The expense-account abuse, the prosecution has said, represented a pittance compared with the $190 million that Mr. Brooks and another top employee are accused of making through a stock fraud scheme in which he falsified information about his company’s performance — including significantly overstating the inventory of bulletproof vests — to inflate the price of the stock before selling his shares in 2004.
As a whole, the accusations might present just another cautionary tale of excess and entitlement in a powerful individual, but Mr. Brooks’s story stands out because of details and characters that give it the strange and sordid depth of a long-running soap opera.
“What makes it interesting isn’t that there is anything novel legally about it, but just how egregious this guy’s alleged behavior is, how gross the abuses are and how much greed is involved,” said Meredith R. Miller, an associate law professor at Touro College in Central Islip, N.Y. “Add in what the company does — the fact that this is a military contractor — and the facts are really interesting,” she said.

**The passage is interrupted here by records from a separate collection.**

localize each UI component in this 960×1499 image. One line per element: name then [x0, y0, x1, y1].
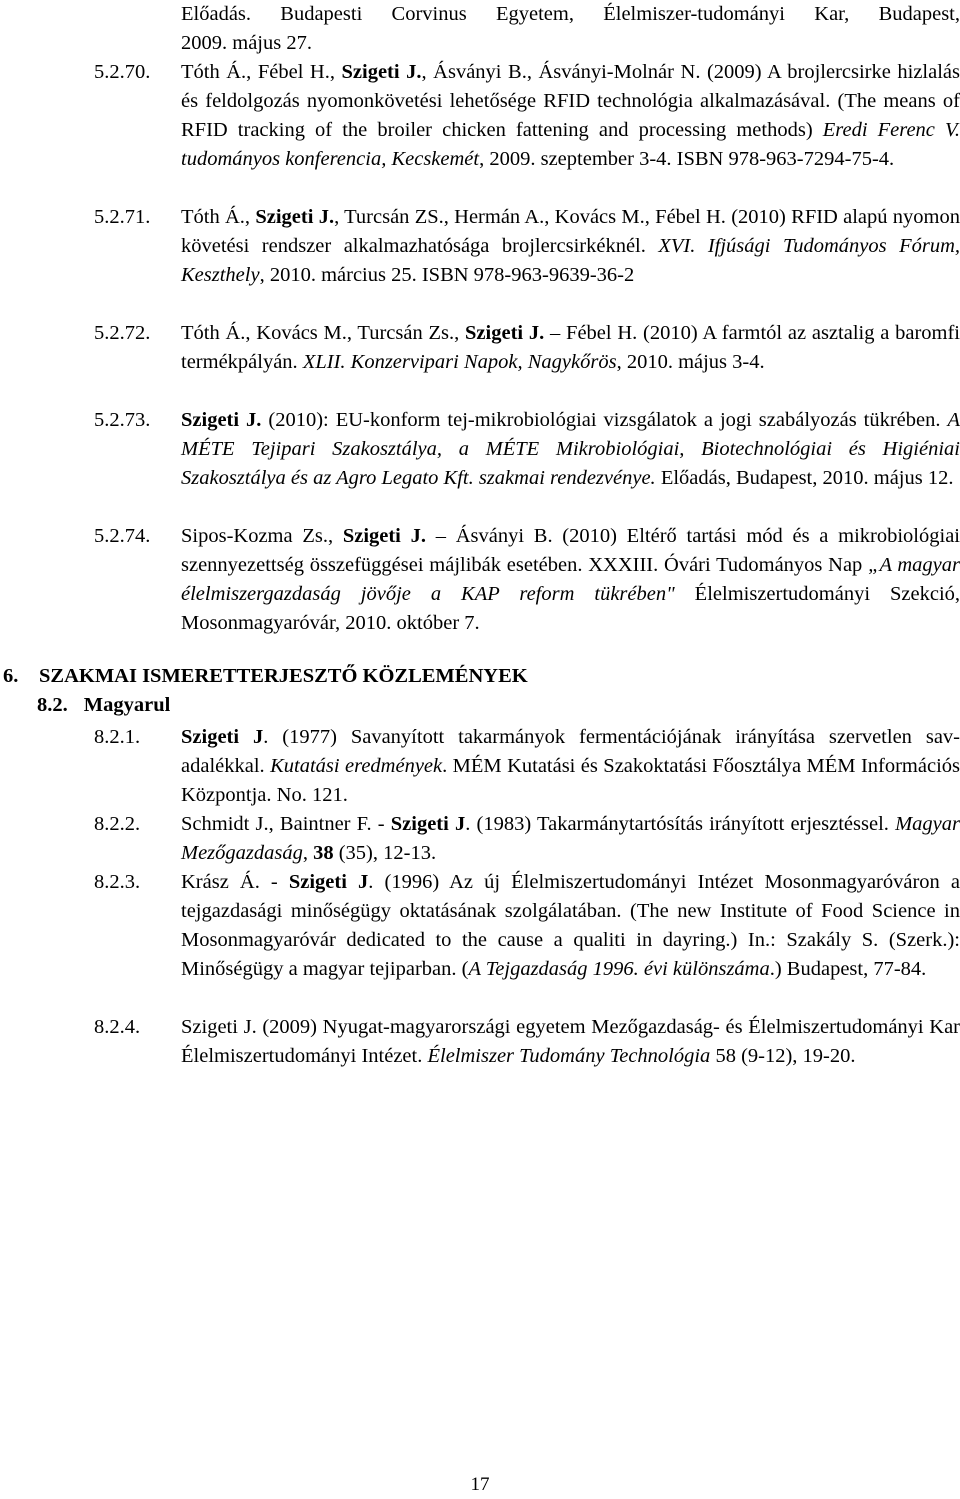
- entry-text: Schmidt J., Baintner F. - Szigeti J. (1983) Takarmánytartósítás irányított erjesztéssel. Magyar Mezőgazdaság, 38 (35), 12-13.: [181, 813, 960, 864]
- entry-number: 5.2.72.: [94, 322, 151, 344]
- entry-number: 8.2.1.: [94, 726, 141, 748]
- subsection-heading: [37, 691, 170, 720]
- section-title: SZAKMAI ISMERETTERJESZTŐ KÖZLEMÉNYEK: [39, 665, 528, 687]
- entry-text: Tóth Á., Fébel H., Szigeti J., Ásványi B., Ásványi-Molnár N. (2009) A brojlercsirke hizlalás és feldolgozás nyomonkövetési lehetősége RFID technológia alkalmazásával. (The means of RFID tracking of the broiler chicken fattening and processing methods) Eredi Ferenc V. tudományos konferencia, Kecskemét, 2009. szeptember 3-4. ISBN 978-963-7294-75-4.: [181, 61, 960, 170]
- entry-number: 5.2.73.: [94, 409, 151, 431]
- entry-number: 5.2.71.: [94, 206, 151, 228]
- section-number: 6.: [3, 665, 19, 687]
- entry-text: Tóth Á., Kovács M., Turcsán Zs., Szigeti J. – Fébel H. (2010) A farmtól az asztalig a baromfi termékpályán. XLII. Konzervipari Napok, Nagykőrös, 2010. május 3-4.: [181, 322, 960, 373]
- subsection-title: Magyarul: [83, 694, 171, 716]
- entry-text: Tóth Á., Szigeti J., Turcsán ZS., Hermán A., Kovács M., Fébel H. (2010) RFID alapú nyomon követési rendszer alkalmazhatósága brojlercsirkéknél. XVI. Ifjúsági Tudományos Fórum, Keszthely, 2010. március 25. ISBN 978-963-9639-36-2: [181, 206, 960, 286]
- entry-text: Szigeti J. (1977) Savanyított takarmányok fermentációjának irányítása szervetlen sav-adalékkal. Kutatási eredmények. MÉM Kutatási és Szakoktatási Főosztálya MÉM Információs Központja. No. 121.: [181, 726, 960, 806]
- entry-number: 5.2.74.: [94, 525, 151, 547]
- entry-number: 8.2.3.: [94, 871, 141, 893]
- entry-text: Szigeti J. (2010): EU-konform tej-mikrobiológiai vizsgálatok a jogi szabályozás tükrében. A MÉTE Tejipari Szakosztálya, a MÉTE Mikrobiológiai, Biotechnológiai és Higiéniai Szakosztálya és az Agro Legato Kft. szakmai rendezvénye. Előadás, Budapest, 2010. május 12.: [181, 409, 960, 489]
- subsection-number: 8.2.: [37, 694, 68, 716]
- entry-number: 8.2.2.: [94, 813, 141, 835]
- entry-number: 5.2.70.: [94, 61, 151, 83]
- entry-text: Szigeti J. (2009) Nyugat-magyarországi egyetem Mezőgazdaság- és Élelmiszertudományi Kar Élelmiszertudományi Intézet. Élelmiszer Tudomány Technológia 58 (9-12), 19-20.: [181, 1016, 960, 1067]
- entry-text: Sipos-Kozma Zs., Szigeti J. – Ásványi B. (2010) Eltérő tartási mód és a mikrobiológiai szennyezettség összefüggései májlibák esetében. XXXIII. Óvári Tudományos Nap „A magyar élelmiszergazdaság jövője a KAP reform tükrében" Élelmiszertudományi Szekció, Mosonmagyaróvár, 2010. október 7.: [181, 525, 960, 634]
- entry-text: Krász Á. - Szigeti J. (1996) Az új Élelmiszertudományi Intézet Mosonmagyaróváron a tejgazdasági minőségügy oktatásának szolgálatában. (The new Institute of Food Science in Mosonmagyaróvár dedicated to the cause a qualiti in dayring.) In.: Szakály S. (Szerk.): Minőségügy a magyar tejiparban. (A Tejgazdaság 1996. évi különszáma.) Budapest, 77-84.: [181, 871, 960, 980]
- continuation-line: 2009. május 27.: [181, 32, 312, 54]
- page-number: 17: [470, 1474, 490, 1495]
- entry-number: 8.2.4.: [94, 1016, 141, 1038]
- continuation-text: [181, 0, 960, 58]
- continuation-line: Előadás. Budapesti Corvinus Egyetem, Élelmiszer-tudományi Kar, Budapest,: [181, 3, 960, 25]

Lawyers for Mr. Brooks have repeatedly pressed for a mistrial, accusing the prosecution of highlighting irrelevant evidence to portray Mr. Brooks “as a sex-obsessed, tax-cheating boor.”
“The accumulation of titillating and scandalous evidence,” Mr. Brooks’s lawyers wrote in one court filing, “has become a centerpiece of the trial and has incurably prejudiced the jury.”

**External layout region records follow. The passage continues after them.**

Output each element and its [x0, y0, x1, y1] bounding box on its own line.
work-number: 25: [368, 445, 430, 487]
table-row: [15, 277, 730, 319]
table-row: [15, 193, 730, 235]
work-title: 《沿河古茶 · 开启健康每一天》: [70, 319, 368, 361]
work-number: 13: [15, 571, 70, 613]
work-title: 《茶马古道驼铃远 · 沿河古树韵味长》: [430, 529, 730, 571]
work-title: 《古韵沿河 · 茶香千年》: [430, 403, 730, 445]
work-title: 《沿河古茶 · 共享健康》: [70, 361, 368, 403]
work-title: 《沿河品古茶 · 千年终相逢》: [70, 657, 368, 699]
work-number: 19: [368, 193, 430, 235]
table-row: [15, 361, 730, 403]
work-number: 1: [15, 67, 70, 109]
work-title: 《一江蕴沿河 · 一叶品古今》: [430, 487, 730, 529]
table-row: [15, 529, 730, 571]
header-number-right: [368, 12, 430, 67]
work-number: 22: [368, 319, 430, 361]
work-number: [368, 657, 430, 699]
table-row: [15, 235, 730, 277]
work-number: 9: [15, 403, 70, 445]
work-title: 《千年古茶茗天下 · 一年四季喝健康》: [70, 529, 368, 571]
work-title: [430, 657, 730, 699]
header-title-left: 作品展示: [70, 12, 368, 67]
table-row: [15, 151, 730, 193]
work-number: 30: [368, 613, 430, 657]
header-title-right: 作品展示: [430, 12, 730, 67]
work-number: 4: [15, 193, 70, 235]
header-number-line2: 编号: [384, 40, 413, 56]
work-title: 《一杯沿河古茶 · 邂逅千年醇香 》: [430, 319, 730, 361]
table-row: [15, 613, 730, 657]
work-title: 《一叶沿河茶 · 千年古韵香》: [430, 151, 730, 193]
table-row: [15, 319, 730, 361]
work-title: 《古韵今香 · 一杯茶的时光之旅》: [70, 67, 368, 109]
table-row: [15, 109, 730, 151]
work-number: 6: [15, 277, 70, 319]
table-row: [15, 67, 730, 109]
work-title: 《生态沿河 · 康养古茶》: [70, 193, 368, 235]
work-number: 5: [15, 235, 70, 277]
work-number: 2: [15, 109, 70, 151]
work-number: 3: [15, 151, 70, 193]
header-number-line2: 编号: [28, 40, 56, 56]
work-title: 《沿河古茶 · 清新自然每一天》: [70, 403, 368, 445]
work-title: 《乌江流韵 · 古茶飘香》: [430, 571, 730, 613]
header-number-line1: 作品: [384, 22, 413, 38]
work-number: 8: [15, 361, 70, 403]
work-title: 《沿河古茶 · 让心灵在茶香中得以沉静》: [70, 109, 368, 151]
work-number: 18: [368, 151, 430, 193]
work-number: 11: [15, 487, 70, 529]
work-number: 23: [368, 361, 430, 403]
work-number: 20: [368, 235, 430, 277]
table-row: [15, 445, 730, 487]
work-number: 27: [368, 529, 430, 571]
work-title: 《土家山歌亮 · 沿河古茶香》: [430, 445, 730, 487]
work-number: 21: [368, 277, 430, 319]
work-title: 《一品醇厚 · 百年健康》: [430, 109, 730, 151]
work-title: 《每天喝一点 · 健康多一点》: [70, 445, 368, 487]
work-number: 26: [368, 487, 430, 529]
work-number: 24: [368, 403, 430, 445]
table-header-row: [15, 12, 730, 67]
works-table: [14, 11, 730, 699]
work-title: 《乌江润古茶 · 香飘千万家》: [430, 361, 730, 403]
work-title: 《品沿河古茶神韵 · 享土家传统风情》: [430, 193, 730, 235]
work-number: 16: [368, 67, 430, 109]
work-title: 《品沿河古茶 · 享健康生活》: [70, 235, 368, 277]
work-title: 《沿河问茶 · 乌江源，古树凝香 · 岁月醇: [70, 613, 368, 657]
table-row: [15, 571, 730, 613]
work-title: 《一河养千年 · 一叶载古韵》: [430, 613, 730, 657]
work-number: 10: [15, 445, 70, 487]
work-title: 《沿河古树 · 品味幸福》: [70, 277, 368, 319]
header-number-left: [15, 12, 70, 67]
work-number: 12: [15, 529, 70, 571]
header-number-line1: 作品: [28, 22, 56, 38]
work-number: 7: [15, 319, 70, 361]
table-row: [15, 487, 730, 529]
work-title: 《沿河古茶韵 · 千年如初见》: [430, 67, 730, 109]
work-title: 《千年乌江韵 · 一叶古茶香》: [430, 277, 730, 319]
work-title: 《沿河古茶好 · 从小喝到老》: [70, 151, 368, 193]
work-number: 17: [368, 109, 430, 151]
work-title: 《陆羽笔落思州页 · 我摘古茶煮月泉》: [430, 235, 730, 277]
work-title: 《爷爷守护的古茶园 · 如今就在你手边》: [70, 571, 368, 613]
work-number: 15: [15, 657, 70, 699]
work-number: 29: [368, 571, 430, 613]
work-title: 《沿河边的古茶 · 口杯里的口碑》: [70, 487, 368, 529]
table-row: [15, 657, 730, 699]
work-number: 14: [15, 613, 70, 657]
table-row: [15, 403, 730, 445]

Despite the drama, the trial has largely been ignored outside Long Island, where the body-armor company used to be based.
In court in Central Islip on Monday, prosecutors provided jurors with a recap of seven months of testimony from more than 70 witnesses, and a lawyer for Mr. Brooks began his closing argument.
Christopher Ott, of the United States attorney’s office for the Eastern District of New York, said that although the facts of the case were complicated, Mr. Brooks was simply a thief.
Mr. Ott held up the belt buckle and declared, “Instead of a gun or a crowbar, they used a trick, a scheme.”
Mr. Brooks, who his lawyers have said is in a “tenuous emotional state,” has watched much of the proceedings with glassy eyes and a nervous demeanor.
The diminished appearance bore little resemblance to the image of the man who bought a business out of bankruptcy and transformed it into one of the nation’s largest manufacturers of body armor for law enforcement and the military.
That was the man who told investors, “Adversity and challenges have been confronted and defeated,” and who threw his daughter a multimillion-dollar bat mitzvah party featuring performances from the rapper 50 Cent and the rock group Aerosmith, even as federal investigations into his actions were widening and his business was crumbling.
A lawyer for Mr. Brooks, Kenneth Ravenell, told the jury on Monday afternoon that his client represented the realization of the American dream, someone who made money while helping his country “when the military called.”
Mr. Brooks has not disputed that many of his personal expenses were paid for by the company, but his lawyers have maintained that the practice was authorized.